Professor develops synthetic alcohol

A synthetic alcohol that can replicate the sensation of feeling ‘tipsy’, but without causing a hangover, has been developed by a London scientist.

alcohol-brands-on-twitterProfessor David Nutt, a neuropsychopharmacology professor at London’s Imperial College, has developed two drugs that could eliminate hangovers and wean those who drink to excess off alcohol to prevent damage to their health.

As reported by The Telegraph“alcosynth” is a non-toxic inebriant that mimics the effects of alcohol, but removes the risks of hangovers and liver damage. The substance derives from the Valium family but is not addictive, which Nutt claims prevents withdrawal symptoms. 

Meanwhile “chaperone”, counters the effects of alcohol when taken while drinking, making it impossible to become drunk to the point of incapacitation – essentially a “sober pill” that could be popped while on a night out.

Nutt, known as the drugs tsar fired by the British government in 2009 for proclaiming that horse-riding is more dangerous than ecstasy, claims human trial and legal bills for introducing the drugs will run into the millions, but has plans to secure a backer from the pharmaceutical industry.
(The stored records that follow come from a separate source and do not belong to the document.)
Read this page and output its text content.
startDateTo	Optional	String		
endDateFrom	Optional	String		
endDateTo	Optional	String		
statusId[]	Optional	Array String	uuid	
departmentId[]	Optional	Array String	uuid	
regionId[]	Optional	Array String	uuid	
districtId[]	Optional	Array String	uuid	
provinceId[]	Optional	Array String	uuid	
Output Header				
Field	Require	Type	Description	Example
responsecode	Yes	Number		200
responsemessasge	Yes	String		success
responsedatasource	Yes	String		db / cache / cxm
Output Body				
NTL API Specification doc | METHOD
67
Danish pharmaceutical company Lundbeck recently launched Selincro, a drug that reduces the craving for alcohol, proving interest in the market.

Nutt believes the savings to the NHS and the long-term health benefits to society should convince the Government, and the drinks industry, to take him seriously.

“The drinks industry should see this as a natural stage in the evolution of their products which will ultimately help them avoid expensive litigation costs,” he said.

While acknowledging that synthesising a drug to replace alcohol sounds extreme, Nutt pointed to the tobacco industry and the pace at which e-cigarettes have been accepted – an invention that would have been similarly dismissed years ago.

A spokesperson for the Wine and Spirit Trade Association said such drugs would have “a lot of problems” under EU law, adding that it was “not something our member companies would consider.”